Plusieurs facteurs contribuent à l’augmentation de la demande des drogues en Afrique : il s’agit notamment de facteurs économiques, culturels, éducatifs et démographiques. La croissance démographique contrastée avec les possibilités économiques limitées, en particulier le chômage des jeunes, créera plus de frustration qui poussera de nombreux jeunes vers la drogue. Les pressions sociales et la tolérance culturelle continueront de pousser les gens vers la drogue. Les personnes ayant une éducation limitée ont également une tendance plus élevée à utiliser des drogues comme mécanisme d’adaptation.
Les grandes organisations criminelles internationales sont-elles présentes et actives sur le continent africain ?
L’Afrique est un véritable eldorado pour les syndicats mondiaux du crime organisé. L’anarchie, les frontières poreuses, la corruption institutionnalisée et les abondantes ressources naturelles ont toutes fourni des conditions propices à divers cartels du crime organisé. Ces cartels impliqués dans le trafic de drogue, l’exploitation des ressources naturelles et d’autres activités criminelles ont divisé le continent en zones d’influences.
L’un des cartels les plus notoires est celui de la Ndrangheta, un groupe mafieux italien, qui maintient une présence dans plusieurs pays africains dont le Nigeria, la Côte d’Ivoire, la Tunisie, l’Afrique du Sud, le Maroc et l’Algérie. Selon un certain nombre de rapports d’enquêtes, ce cartel est impliqué dans le trafic de cocaïne et d’héroïne et dans divers crimes en Afrique du Sud.
Il y a aussi Cosa Nostra, un cartel sicilien très présent dans plusieurs pays dont l’Afrique du Sud, le Zimbabwe, la Namibie, la République démocratique du Congo, l’Angola, le Ghana. En plus du trafic de drogue, le cartel a été impliqué dans les diamants illégaux et d’autres minéraux. La Camorra est un autre cartel italien de Naples avec une présence en Afrique. Selon certains rapports, le groupe est présent en Afrique de l’Ouest et dans des pays comme la République centrafricaine. Ce groupe a été associé à la violence, à la prostitution, à la drogue et au trafic d’êtres humains.
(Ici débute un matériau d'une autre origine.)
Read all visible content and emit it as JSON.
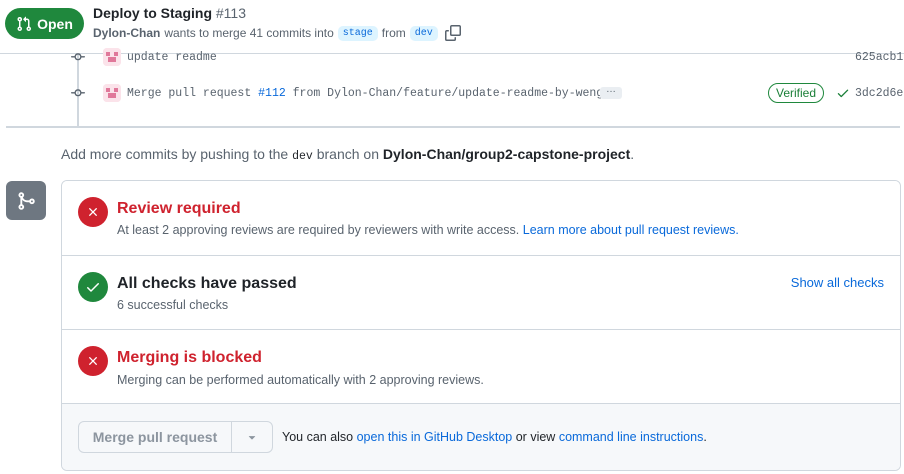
{
  "header": {
    "state_label": "Open",
    "title": "Deploy to Staging",
    "number": "#113",
    "author": "Dylon-Chan",
    "meta_text": "wants to merge 41 commits into",
    "base_branch": "stage",
    "from_text": "from",
    "head_branch": "dev"
  },
  "commits": [
    {
      "message": "update readme",
      "sha": "625acb1"
    },
    {
      "message_prefix": "Merge pull request",
      "pr_link": "#112",
      "message_suffix": "from Dylon-Chan/feature/update-readme-by-weng…",
      "ellipsis": "…",
      "verified": "Verified",
      "sha": "3dc2d6e"
    }
  ],
  "hint": {
    "prefix": "Add more commits by pushing to the",
    "branch": "dev",
    "middle": "branch on",
    "repo": "Dylon-Chan/group2-capstone-project",
    "suffix": "."
  },
  "merge_box": {
    "review": {
      "title": "Review required",
      "desc": "At least 2 approving reviews are required by reviewers with write access.",
      "link": "Learn more about pull request reviews."
    },
    "checks": {
      "title": "All checks have passed",
      "desc": "6 successful checks",
      "link": "Show all checks"
    },
    "blocked": {
      "title": "Merging is blocked",
      "desc": "Merging can be performed automatically with 2 approving reviews."
    },
    "footer": {
      "merge_button": "Merge pull request",
      "prefix": "You can also",
      "desktop_link": "open this in GitHub Desktop",
      "middle": "or view",
      "cli_link": "command line instructions",
      "suffix": "."
    }
  },
  "colors": {
    "open_green": "#1f883d",
    "danger_red": "#cf222e",
    "link_blue": "#0969da"
  }
}
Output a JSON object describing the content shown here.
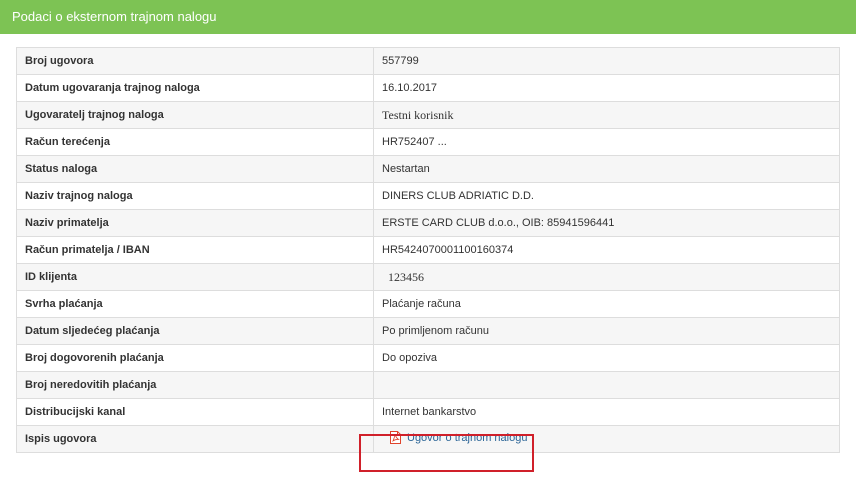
{
  "header": {
    "title": "Podaci o eksternom trajnom nalogu"
  },
  "rows": [
    {
      "label": "Broj ugovora",
      "value": "557799"
    },
    {
      "label": "Datum ugovaranja trajnog naloga",
      "value": "16.10.2017"
    },
    {
      "label": "Ugovaratelj trajnog naloga",
      "value": "Testni korisnik"
    },
    {
      "label": "Račun terećenja",
      "value": "HR752407 ..."
    },
    {
      "label": "Status naloga",
      "value": "Nestartan"
    },
    {
      "label": "Naziv trajnog naloga",
      "value": "DINERS CLUB ADRIATIC D.D."
    },
    {
      "label": "Naziv primatelja",
      "value": "ERSTE CARD CLUB d.o.o., OIB: 85941596441"
    },
    {
      "label": "Račun primatelja / IBAN",
      "value": "HR5424070001100160374"
    },
    {
      "label": "ID klijenta",
      "value": "123456"
    },
    {
      "label": "Svrha plaćanja",
      "value": "Plaćanje računa"
    },
    {
      "label": "Datum sljedećeg plaćanja",
      "value": "Po primljenom računu"
    },
    {
      "label": "Broj dogovorenih plaćanja",
      "value": "Do opoziva"
    },
    {
      "label": "Broj neredovitih plaćanja",
      "value": ""
    },
    {
      "label": "Distribucijski kanal",
      "value": "Internet bankarstvo"
    },
    {
      "label": "Ispis ugovora",
      "link_label": "Ugovor o trajnom nalogu",
      "icon": "pdf-icon"
    }
  ],
  "colors": {
    "header": "#7dc354",
    "highlight": "#d0202a",
    "link": "#2a6496"
  }
}
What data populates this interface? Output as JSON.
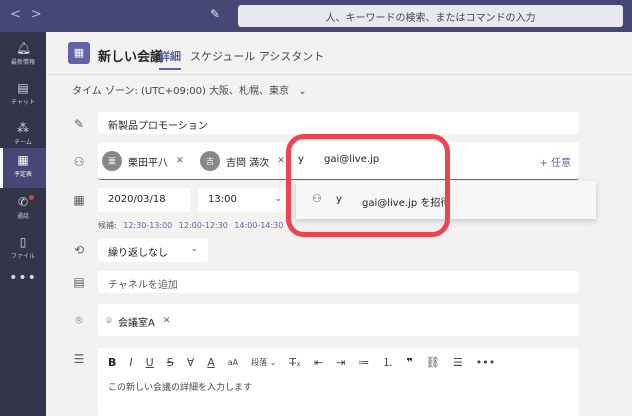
{
  "topbar": {
    "search_placeholder": "人、キーワードの検索、またはコマンドの入力"
  },
  "rail": {
    "items": [
      {
        "label": "最新情報",
        "icon": "bell-icon"
      },
      {
        "label": "チャット",
        "icon": "chat-icon"
      },
      {
        "label": "チーム",
        "icon": "teams-icon"
      },
      {
        "label": "予定表",
        "icon": "calendar-icon"
      },
      {
        "label": "通話",
        "icon": "phone-icon"
      },
      {
        "label": "ファイル",
        "icon": "file-icon"
      }
    ],
    "active": "予定表"
  },
  "header": {
    "title": "新しい会議",
    "tabs": [
      {
        "label": "詳細",
        "active": true
      },
      {
        "label": "スケジュール アシスタント",
        "active": false
      }
    ]
  },
  "timezone": {
    "label": "タイム ゾーン: (UTC+09:00) 大阪、札幌、東京"
  },
  "form": {
    "title_value": "新製品プロモーション",
    "attendees": [
      {
        "name": "栗田平八",
        "initials": "栗"
      },
      {
        "name": "吉岡 満次",
        "initials": "吉"
      }
    ],
    "typed_prefix": "y",
    "typed_email": "gai@live.jp",
    "optional_label": "+ 任意",
    "date_value": "2020/03/18",
    "time_value": "13:00",
    "candidates_label": "候補:",
    "candidate_slots": [
      "12:30-13:00",
      "12:00-12:30",
      "14:00-14:30"
    ],
    "repeat_value": "繰り返しなし",
    "channel_placeholder": "チャネルを追加",
    "location_value": "会議室A",
    "editor_placeholder": "この新しい会議の詳細を入力します",
    "toolbar_paragraph": "段落"
  },
  "suggestion": {
    "prefix": "y",
    "text": "gai@live.jp を招待"
  },
  "colors": {
    "accent": "#6264a7",
    "highlight": "#ef4450",
    "topbar": "#464775",
    "rail": "#33344a"
  }
}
Les Mexicains sont aussi présents comme le cartel de Sinaloa, fondé en 1989, fortement impliqué dans le trafic de cocaïne en Afrique de l’Ouest. Leur modèle opérationnel consiste à collaborer avec des groupes locaux pour faire passer de la drogue à travers des ports d’Afrique de l’Ouest. On trouve aussi dans le trafic de drogue en Afrique les cartels de Los Zetas, Golfo, Juarez, Tijuana et Guadalajara.
Y a-t-il aujourd’hui des grandes organisations criminelles africaines transnationales qui opèrent au niveau régional et international ?
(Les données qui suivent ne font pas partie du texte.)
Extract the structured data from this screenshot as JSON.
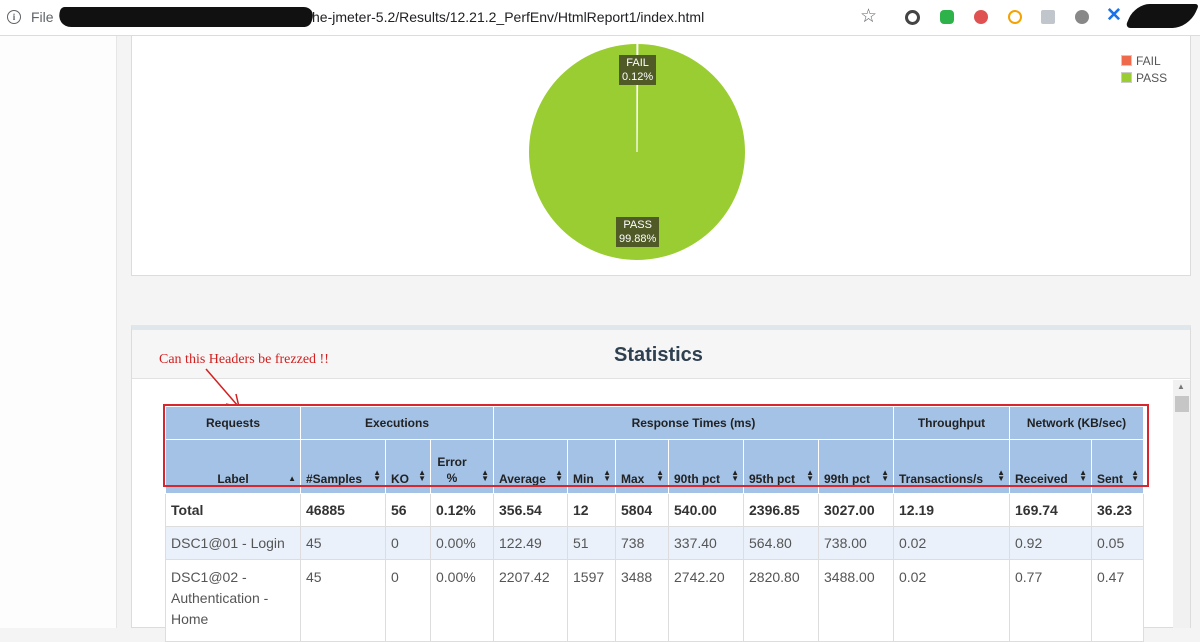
{
  "browser": {
    "scheme_label": "File",
    "url_visible": "he-jmeter-5.2/Results/12.21.2_PerfEnv/HtmlReport1/index.html"
  },
  "pie": {
    "labels": [
      {
        "name": "FAIL",
        "pct": "0.12%"
      },
      {
        "name": "PASS",
        "pct": "99.88%"
      }
    ],
    "legend": [
      "FAIL",
      "PASS"
    ],
    "colors": {
      "FAIL": "#ee6a4a",
      "PASS": "#9acd32"
    }
  },
  "chart_data": {
    "type": "pie",
    "categories": [
      "FAIL",
      "PASS"
    ],
    "values": [
      0.12,
      99.88
    ],
    "legend_position": "top-right"
  },
  "statistics": {
    "title": "Statistics",
    "annotation": "Can this Headers be frezzed !!",
    "groups": [
      "Requests",
      "Executions",
      "Response Times (ms)",
      "Throughput",
      "Network (KB/sec)"
    ],
    "columns": [
      "Label",
      "#Samples",
      "KO",
      "Error %",
      "Average",
      "Min",
      "Max",
      "90th pct",
      "95th pct",
      "99th pct",
      "Transactions/s",
      "Received",
      "Sent"
    ],
    "rows": [
      [
        "Total",
        "46885",
        "56",
        "0.12%",
        "356.54",
        "12",
        "5804",
        "540.00",
        "2396.85",
        "3027.00",
        "12.19",
        "169.74",
        "36.23"
      ],
      [
        "DSC1@01 - Login",
        "45",
        "0",
        "0.00%",
        "122.49",
        "51",
        "738",
        "337.40",
        "564.80",
        "738.00",
        "0.02",
        "0.92",
        "0.05"
      ],
      [
        "DSC1@02 - Authentication - Home",
        "45",
        "0",
        "0.00%",
        "2207.42",
        "1597",
        "3488",
        "2742.20",
        "2820.80",
        "3488.00",
        "0.02",
        "0.77",
        "0.47"
      ]
    ]
  }
}
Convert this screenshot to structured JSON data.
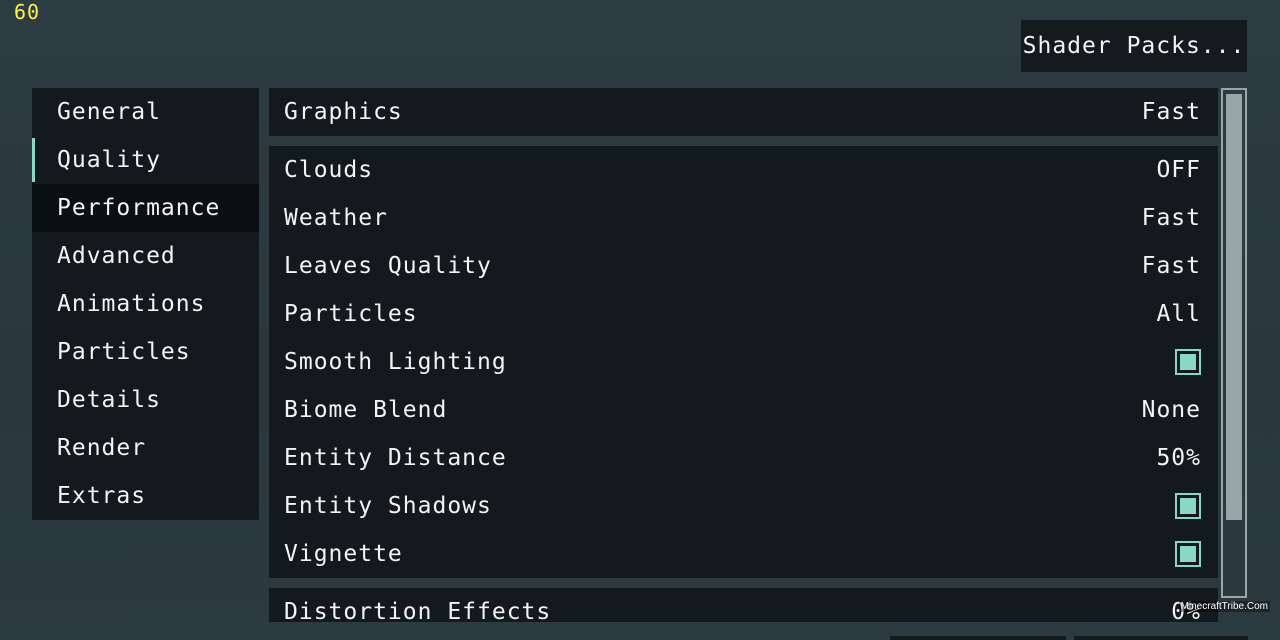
{
  "fps": "60",
  "header": {
    "shader_packs_label": "Shader Packs..."
  },
  "sidebar": {
    "items": [
      {
        "label": "General"
      },
      {
        "label": "Quality",
        "selected": true
      },
      {
        "label": "Performance",
        "hovered": true
      },
      {
        "label": "Advanced"
      },
      {
        "label": "Animations"
      },
      {
        "label": "Particles"
      },
      {
        "label": "Details"
      },
      {
        "label": "Render"
      },
      {
        "label": "Extras"
      }
    ]
  },
  "options": {
    "graphics": {
      "label": "Graphics",
      "value": "Fast"
    },
    "clouds": {
      "label": "Clouds",
      "value": "OFF"
    },
    "weather": {
      "label": "Weather",
      "value": "Fast"
    },
    "leaves_quality": {
      "label": "Leaves Quality",
      "value": "Fast"
    },
    "particles": {
      "label": "Particles",
      "value": "All"
    },
    "smooth_lighting": {
      "label": "Smooth Lighting",
      "checked": true
    },
    "biome_blend": {
      "label": "Biome Blend",
      "value": "None"
    },
    "entity_distance": {
      "label": "Entity Distance",
      "value": "50%"
    },
    "entity_shadows": {
      "label": "Entity Shadows",
      "checked": true
    },
    "vignette": {
      "label": "Vignette",
      "checked": true
    },
    "distortion_effects": {
      "label": "Distortion Effects",
      "value": "0%"
    }
  },
  "watermark": "MinecraftTribe.Com",
  "colors": {
    "accent": "#8ad7c6",
    "background": "#2c3a40",
    "panel": "#121a1e",
    "fps_text": "#f7f34e"
  }
}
Il y a un nombre croissant de syndicats africains du crime organisé. Le plus organisé d’entre eux est la confraternité nigériane Black Axe. Ils ont une présence mondiale et sont structurés comme un cartel mafieux sicilien. Ils opèrent en Afrique du Sud, au Kenya, aux États-Unis, au Canada, au Royaume-Uni, aux Émirats arabes unis, en Malaisie, en Australie, à Hong Kong et en Chine continentale. Ils sont fortement impliqués dans les fraudes, les escroqueries, les drogues et d’autres infractions criminelles. Un autre syndicat africain est le Nigérian Yahoo Garçons, qui est censé avoir été formé en 2009 et qui est également impliqué dans des escroqueries.
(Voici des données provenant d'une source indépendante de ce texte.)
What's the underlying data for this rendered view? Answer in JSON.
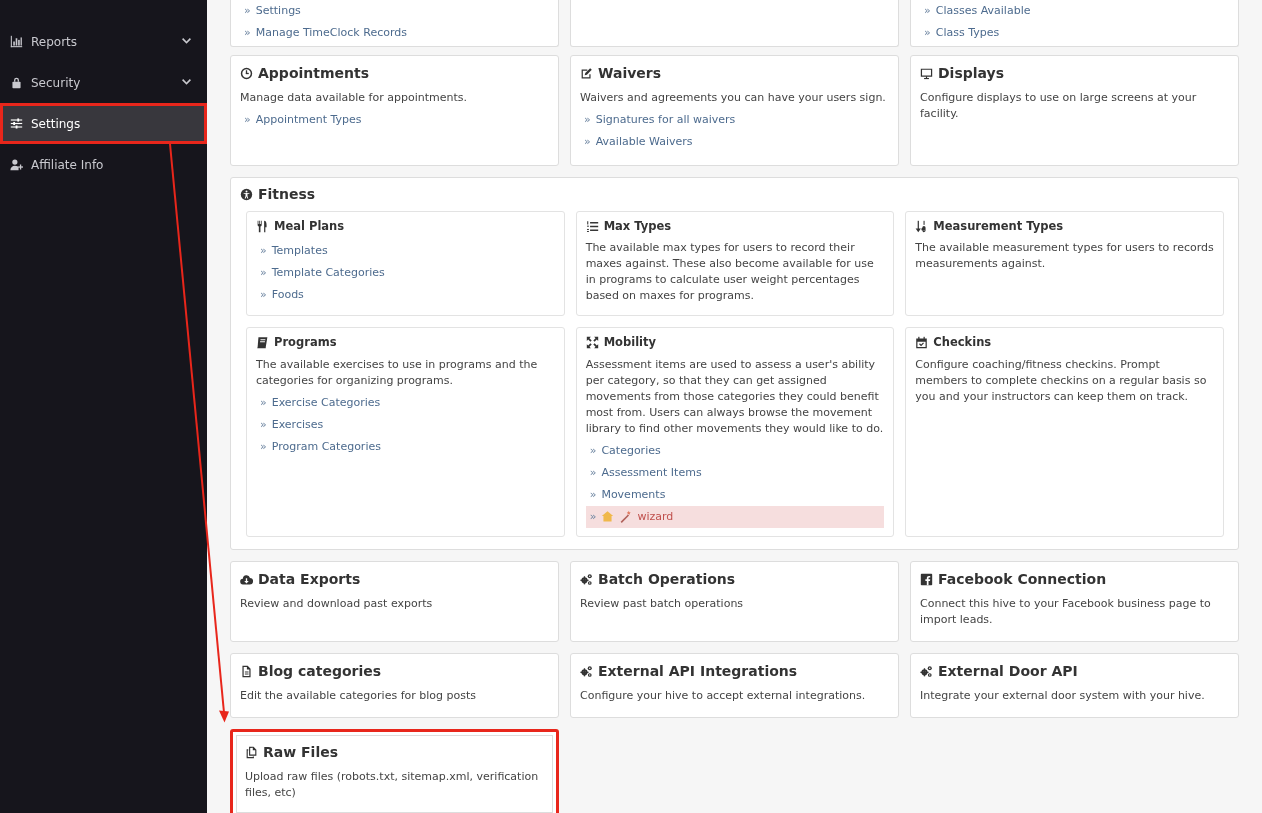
{
  "sidebar": {
    "items": [
      {
        "label": "Reports",
        "expandable": true,
        "selected": false,
        "highlighted": false
      },
      {
        "label": "Security",
        "expandable": true,
        "selected": false,
        "highlighted": false
      },
      {
        "label": "Settings",
        "expandable": false,
        "selected": true,
        "highlighted": true
      },
      {
        "label": "Affiliate Info",
        "expandable": false,
        "selected": false,
        "highlighted": false
      }
    ]
  },
  "top_cards": [
    {
      "kind": "links",
      "links": [
        {
          "marker": "»",
          "label": "Settings"
        },
        {
          "marker": "»",
          "label": "Manage TimeClock Records"
        }
      ]
    },
    {
      "kind": "blank"
    },
    {
      "kind": "links",
      "links": [
        {
          "marker": "»",
          "label": "Classes Available"
        },
        {
          "marker": "»",
          "label": "Class Types"
        }
      ]
    }
  ],
  "cards": [
    {
      "title": "Appointments",
      "description": "Manage data available for appointments.",
      "links": [
        {
          "marker": "»",
          "label": "Appointment Types"
        }
      ]
    },
    {
      "title": "Waivers",
      "description": "Waivers and agreements you can have your users sign.",
      "links": [
        {
          "marker": "»",
          "label": "Signatures for all waivers"
        },
        {
          "marker": "»",
          "label": "Available Waivers"
        }
      ]
    },
    {
      "title": "Displays",
      "description": "Configure displays to use on large screens at your facility."
    }
  ],
  "fitness": {
    "title": "Fitness",
    "sections": [
      {
        "title": "Meal Plans",
        "links": [
          {
            "marker": "»",
            "label": "Templates"
          },
          {
            "marker": "»",
            "label": "Template Categories"
          },
          {
            "marker": "»",
            "label": "Foods"
          }
        ]
      },
      {
        "title": "Max Types",
        "description": "The available max types for users to record their maxes against. These also become available for use in programs to calculate user weight percentages based on maxes for programs."
      },
      {
        "title": "Measurement Types",
        "description": "The available measurement types for users to records measurements against."
      },
      {
        "title": "Programs",
        "description": "The available exercises to use in programs and the categories for organizing programs.",
        "links": [
          {
            "marker": "»",
            "label": "Exercise Categories"
          },
          {
            "marker": "»",
            "label": "Exercises"
          },
          {
            "marker": "»",
            "label": "Program Categories"
          }
        ]
      },
      {
        "title": "Mobility",
        "description": "Assessment items are used to assess a user's ability per category, so that they can get assigned movements from those categories they could benefit most from. Users can always browse the movement library to find other movements they would like to do.",
        "links": [
          {
            "marker": "»",
            "label": "Categories",
            "highlighted": false
          },
          {
            "marker": "»",
            "label": "Assessment Items",
            "highlighted": false
          },
          {
            "marker": "»",
            "label": "Movements",
            "highlighted": false
          },
          {
            "marker": "»",
            "label": "wizard",
            "highlighted": true
          }
        ]
      },
      {
        "title": "Checkins",
        "description": "Configure coaching/fitness checkins. Prompt members to complete checkins on a regular basis so you and your instructors can keep them on track."
      }
    ]
  },
  "bottom_cards": [
    {
      "title": "Data Exports",
      "description": "Review and download past exports",
      "highlighted": false
    },
    {
      "title": "Batch Operations",
      "description": "Review past batch operations",
      "highlighted": false
    },
    {
      "title": "Facebook Connection",
      "description": "Connect this hive to your Facebook business page to import leads.",
      "highlighted": false
    },
    {
      "title": "Blog categories",
      "description": "Edit the available categories for blog posts",
      "highlighted": false
    },
    {
      "title": "External API Integrations",
      "description": "Configure your hive to accept external integrations.",
      "highlighted": false
    },
    {
      "title": "External Door API",
      "description": "Integrate your external door system with your hive.",
      "highlighted": false
    },
    {
      "title": "Raw Files",
      "description": "Upload raw files (robots.txt, sitemap.xml, verification files, etc)",
      "highlighted": true
    }
  ]
}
Existe-t-il des laboratoires ou des centres de production de drogues en Afrique qui exportent leur production ?
Oui. Certainement, il existe de nombreux laboratoires de drogues illicites utilisés par les cartels de la drogue pour fabriquer et traiter des drogues destinées à l’exportation partout dans les villes africaines. En Afrique du Sud, par exemple, un grand nombre de ces laboratoires ont été démantelés par les forces de l’ordre à Soweto, Durban, Le Cap, Port Elizabeth, etc. Plusieurs de ces laboratoires sont destinés au traitement du cannabis, de l’héroïne, de la cocaïne et des drogues synthétiques.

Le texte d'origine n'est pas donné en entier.